Relato: paciente é submetido a transplante duplo no Einstein e tem recuperação surpreendente

Daniel Thalis Santos Silva, 23 anos. Foi diagnosticado com um sopro no coração quando nasceu, em Arapiraca, Alagoas, cidade onde a família morava (os sopros podem desaparecer com o tempo, ou durar a vida inteira sem necessariamente provocar outros problemas de saúde). Mudou-se para São Paulo aos 9 anos, mas passou a infância com limitações físicas importantes. Não conseguia correr ou jogar futebol, apresentando quadros de falta de ar.

Em 2018, aos 19 anos, depois de alguns desmaios, procurou por atendimento médico no pronto-socorro. Estava com a saturação em 54 (o normal é que uma pessoa com boas condições clínicas tenha saturação acima de 94). Foi internado e descobriu que seu coração e pulmão estavam com o funcionamento prejudicado, o que demandaria um transplante duplo (de ambos os órgãos) – procedimento delicado e complexo. Como o hospital no qual estava internado não realizava procedimentos deste porte, foi encaminhado ao Einstein pela regulação de pacientes da central de transplantes e entrou na fila para o procedimento. Nesse período, enquanto aguardava em casa, teve que deixar o emprego e passou a conviver com um cilindro de oxigênio.

Em 7 de março de 2022, foi chamado ao hospital, pois os órgãos para o seu transplante estavam disponíveis. O procedimento foi feito pelo projeto de transplantes do hospital em parceria com o Ministério da Saúde, por meio do Programa de Apoio ao Desenvolvimento Institucional do Sistema Único de Saúde (PROADI-SUS). Esse é o primeiro transplante duplo coração-pulmão realizado via SUS pelo Einstein no qual o paciente recebe alta com boas condições clínicas e prognóstico favorável.

Antes da anestesia, fez um pedido inesperado à equipe: que todos dissessem juntos que “aquele era um bom dia para salvar vidas”. O jovem teve os dois órgãos substituídos, e acordou muitas horas antes do previsto, para surpresa da equipe médica. Daniel apresentou boa evolução e já respirava sem ajuda de aparelhos em menos de 24h da cirurgia. O paciente teve alta em menos de 15 dias.

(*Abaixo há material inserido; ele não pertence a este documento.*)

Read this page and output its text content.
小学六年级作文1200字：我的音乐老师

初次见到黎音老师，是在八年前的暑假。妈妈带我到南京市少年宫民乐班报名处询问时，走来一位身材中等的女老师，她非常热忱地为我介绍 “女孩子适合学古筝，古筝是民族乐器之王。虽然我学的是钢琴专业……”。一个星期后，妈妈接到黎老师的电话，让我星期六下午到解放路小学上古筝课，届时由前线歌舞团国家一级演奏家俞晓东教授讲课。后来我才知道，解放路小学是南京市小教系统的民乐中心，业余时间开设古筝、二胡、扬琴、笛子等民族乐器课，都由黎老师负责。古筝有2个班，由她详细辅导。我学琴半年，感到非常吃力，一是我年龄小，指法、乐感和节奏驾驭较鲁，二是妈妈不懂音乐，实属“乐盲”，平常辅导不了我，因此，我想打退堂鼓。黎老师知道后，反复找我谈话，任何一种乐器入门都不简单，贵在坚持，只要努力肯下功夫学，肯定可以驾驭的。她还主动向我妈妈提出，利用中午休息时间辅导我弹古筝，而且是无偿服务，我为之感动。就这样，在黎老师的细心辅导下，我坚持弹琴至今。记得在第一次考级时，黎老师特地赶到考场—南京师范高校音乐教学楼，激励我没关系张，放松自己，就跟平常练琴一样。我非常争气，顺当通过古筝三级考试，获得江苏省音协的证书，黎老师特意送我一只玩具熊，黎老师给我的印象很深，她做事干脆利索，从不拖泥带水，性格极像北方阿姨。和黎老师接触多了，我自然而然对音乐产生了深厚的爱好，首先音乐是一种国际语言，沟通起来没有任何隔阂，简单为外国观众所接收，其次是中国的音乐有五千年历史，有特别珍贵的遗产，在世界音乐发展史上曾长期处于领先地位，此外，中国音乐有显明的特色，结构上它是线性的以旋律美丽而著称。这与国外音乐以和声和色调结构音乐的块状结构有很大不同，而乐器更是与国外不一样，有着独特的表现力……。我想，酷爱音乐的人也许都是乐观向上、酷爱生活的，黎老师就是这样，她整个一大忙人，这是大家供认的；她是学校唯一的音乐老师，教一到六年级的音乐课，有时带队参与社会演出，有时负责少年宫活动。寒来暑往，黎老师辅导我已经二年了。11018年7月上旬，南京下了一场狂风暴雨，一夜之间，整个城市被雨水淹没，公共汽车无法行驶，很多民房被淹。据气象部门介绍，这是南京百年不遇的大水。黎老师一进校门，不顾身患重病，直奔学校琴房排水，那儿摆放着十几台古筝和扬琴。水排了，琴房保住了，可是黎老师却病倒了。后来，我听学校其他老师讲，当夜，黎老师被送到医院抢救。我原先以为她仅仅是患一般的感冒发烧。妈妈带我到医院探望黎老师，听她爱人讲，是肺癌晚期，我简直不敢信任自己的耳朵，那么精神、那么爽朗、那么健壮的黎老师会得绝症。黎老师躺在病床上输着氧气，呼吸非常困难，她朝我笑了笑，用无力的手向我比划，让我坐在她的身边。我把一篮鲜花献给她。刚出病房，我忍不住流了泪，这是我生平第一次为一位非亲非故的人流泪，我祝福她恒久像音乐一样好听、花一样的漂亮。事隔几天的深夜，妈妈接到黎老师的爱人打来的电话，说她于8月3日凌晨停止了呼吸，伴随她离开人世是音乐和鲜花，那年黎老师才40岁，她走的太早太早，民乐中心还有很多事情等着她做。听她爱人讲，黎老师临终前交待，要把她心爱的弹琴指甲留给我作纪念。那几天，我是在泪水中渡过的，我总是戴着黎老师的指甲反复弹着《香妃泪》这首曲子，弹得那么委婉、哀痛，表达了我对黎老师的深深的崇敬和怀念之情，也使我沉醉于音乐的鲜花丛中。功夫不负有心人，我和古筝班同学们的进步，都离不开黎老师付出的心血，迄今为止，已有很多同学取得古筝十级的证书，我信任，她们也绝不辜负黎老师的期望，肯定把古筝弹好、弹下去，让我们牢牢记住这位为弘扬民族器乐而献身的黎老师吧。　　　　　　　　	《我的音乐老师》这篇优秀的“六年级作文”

Já em casa, o agora recém-transplantado vem ao Einstein para consultas periódicas para acompanhamento e segue um tratamento com alguns medicamentos. Algumas medicações devem ser interrompidas dentro dos próximos meses, outras acompanharão Daniel continuamente. O paciente apresentou recuperação surpreendente e os exames apontam um prognóstico positivo, resultado, também, da assistência oferecida aos pacientes, que têm consultas de rotinas agendadas no Einstein no período pós-operatório, além de todos os recursos disponíveis e do trabalho em equipe do time de cirurgia torácica e cardíaca.

Projeto de transplantes do Einstein

O Einstein é o único centro com programa de transplante cardiopulmonar ativo da América Latina. O hospital atingiu, no início de 2022, a marca de 4 mil transplantes de órgãos sólidos (rim, fígado, pâncreas, coração, pulmão, intestino e multivisceral) realizados para pacientes do Sistema Único de Saúde (SUS), o que representa 92% de todos os procedimentos realizados nas últimas duas décadas pela organização. Para cada especialidade há uma equipe médica específica. Cada uma delas é composta, em média, por 20 especialistas (médicos e enfermeiros).

O Programa Einstein de Transplantes conta ainda com especialistas médicos de outras áreas, como psiquiatras, cardiologistas, endocrinologistas, infectologistas e anestesistas e com uma equipe multiprofissional composta por assistente social, psicólogos, nutricionistas, enfermeiros e fisioterapeutas especializados no cuidado de pacientes do transplante.

A maior parte dos procedimentos no SUS foi realizada por meio do Programa de Transplantes liderado pelo Einstein, em parceria com o Ministério da Saúde, no âmbito do Programa de Apoio ao Desenvolvimento Institucional do Sistema Único de Saúde (PROADI-SUS), que teve início em 2009.

Além da frente assistencial, o projeto atua na capacitação de médicos para o diagnóstico de morte encefálica e manutenção clínica de potenciais doadores; além de tutorias para criação ou aprimoramento de Centros Transplantadores no Brasil, localizados no Rio de Janeiro (pulmão), Mato Grosso do Sul, Sergipe (rim) e Pará (fígado) para cirurgiões, clínicos, infectologistas, patologistas, radiologistas e equipes multiprofissionais.